Soon enough – perhaps inevitably – the journalists came knocking after the initial press release had been issued to the weeklies. More men with more questions. She ignored them all and they wrote what they wanted anyway: that she was the bitch who broke Healy’s heart; that the sensitive and fragile songwriter-of-a-generation had been left licking his wounds with only a guitar for company.

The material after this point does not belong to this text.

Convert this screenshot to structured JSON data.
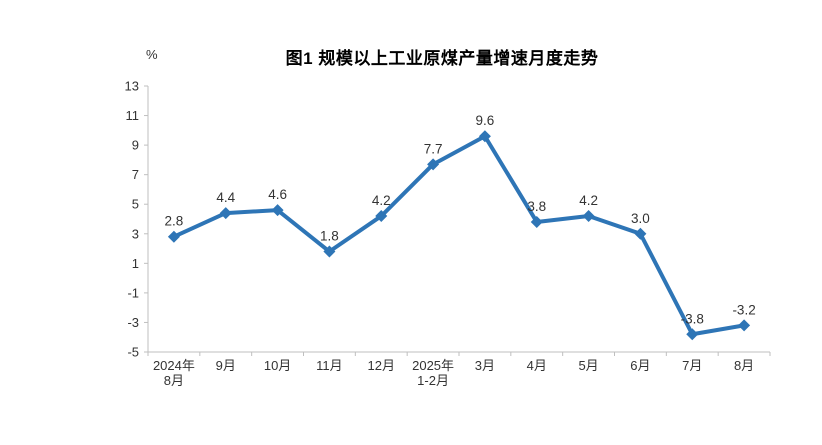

In the months that followed she saw history slowly being revised before her very eyes. Suddenly their songs were his songs. Their stories his stories. The new folk network and the industry types all took his side and in time her songs – songs written by her or for her – were being sung by younger, prettier versions of herself, stripped of all meaning on the lips of doe-eyed careerists.
He dined on heartache for the next decade, did Simon. He experimented with synthesisers. He got three studio albums out of their split.
She left him to it, left them all to it, remained tight-lipped. She retreated into children, divorce and domesticity. She slept around. She enjoyed the company of uncomplicated women. She lived. Breathed. Repaired.